One of the most important roles of a dental hygienist, though, is educating patients on proper oral health so they can avoid having to see their dentist, per Regis College. Hygienists and dentists work as a team, where the hygienist is tasked with communicating directly with the patient and passing on important information to the dentist. And while a dental hygienist may not make as much money as a dentist, they can still expect to be paid fairly well.

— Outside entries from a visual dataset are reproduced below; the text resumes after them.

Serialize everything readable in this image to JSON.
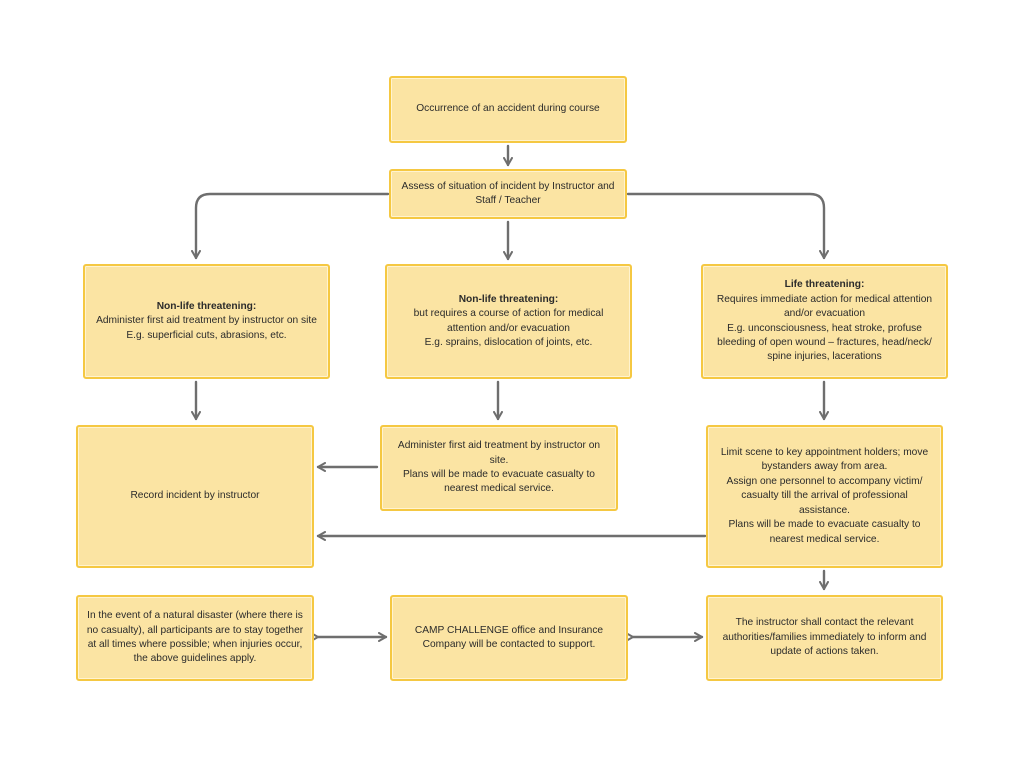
{
  "colors": {
    "box_fill": "#fbe4a3",
    "box_border": "#f5c842",
    "arrow": "#6e6e6e"
  },
  "nodes": {
    "occurrence": {
      "lines": [
        "Occurrence of an accident during course"
      ]
    },
    "assess": {
      "lines": [
        "Assess of situation of incident by Instructor and",
        "Staff / Teacher"
      ]
    },
    "non_life": {
      "heading": "Non-life threatening:",
      "lines": [
        "Administer first aid treatment by instructor on site",
        "E.g. superficial cuts, abrasions, etc."
      ]
    },
    "non_life_action": {
      "heading": "Non-life threatening:",
      "lines": [
        "but requires a course of action for medical",
        "attention and/or evacuation",
        "E.g. sprains, dislocation of joints, etc."
      ]
    },
    "life": {
      "heading": "Life threatening:",
      "lines": [
        "Requires immediate action for medical attention",
        "and/or evacuation",
        "E.g. unconsciousness, heat stroke, profuse",
        "bleeding of open wound – fractures, head/neck/",
        "spine injuries, lacerations"
      ]
    },
    "record": {
      "lines": [
        "Record incident by instructor"
      ]
    },
    "first_aid_evac": {
      "lines": [
        "Administer first aid treatment by instructor on",
        "site.",
        "Plans will be made to evacuate casualty to",
        "nearest medical service."
      ]
    },
    "limit_scene": {
      "lines": [
        "Limit scene to key appointment holders; move",
        "bystanders away from area.",
        "Assign one personnel to accompany victim/",
        "casualty till the arrival of professional assistance.",
        "Plans will be made to evacuate casualty to",
        "nearest medical service."
      ]
    },
    "natural_disaster": {
      "lines": [
        "In the event of a natural disaster (where there is",
        "no casualty), all participants are to stay together",
        "at all times where possible; when injuries occur,",
        "the above guidelines apply."
      ]
    },
    "camp_challenge": {
      "lines": [
        "CAMP CHALLENGE office and Insurance",
        "Company will be contacted to support."
      ]
    },
    "contact": {
      "lines": [
        "The instructor shall contact the relevant",
        "authorities/families immediately to inform and",
        "update of actions taken."
      ]
    }
  }
}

Dental hygienists make a good yearly salary

According to the U.S. News & World Report, a dentist can expect to make around $158,000, while those in certain states can even see salaries in the $200,000 range. But becoming a dentist requires a lot of time — also according to the U.S. News & World Report, dental school takes about four years to complete. So if you are interested in dentistry, but don't want to spend the next few years in school, becoming a dental hygienist is a great option.

According to The Balance Careers, the median salary for a dental hygienist is about $74,070, but depending on where you live and your skill level, you can make a lot more than the average. Dental hygienists who live in Alaska make six figures, with the mean salary coming in at $107,190, per Forbes. Other high-paying states include California, Washington, Maryland, and New Mexico. And a good salary isn't the only perk of this career. The U.S. News & World Report noted that the job outlook for dental hygienists is also great. Between 2020 and 2030, there should be an 11% increase in dental hygiene positions, which accounts for over 23,000 additional jobs.

How to become a dental hygienist

While you won't need to attend dental school for four years, you still need proper education and training to successfully become a dental hygienist. According to Regis College, you need, at minimum, an associate's degree to become a dental hygienist, but those who earn a bachelor's degree or higher may have more opportunities for higher-paying jobs. Once your degree is secured, you will need to get licensed in your state, per The Balance Careers. This license requires a written and clinical exam, both of which you will need to pass in order to get hired as a hygienist.

In addition to education, a dental hygienist also needs to possess certain personal skills. It's not uncommon for people to be scared of dental procedures, so having compassion is extremely important in this career. You will be working with people all day long, so having the ability to calm and reassure others is also vital. Since you will likely be working long hours, stamina is a bonus, and attention to detail is necessary as well.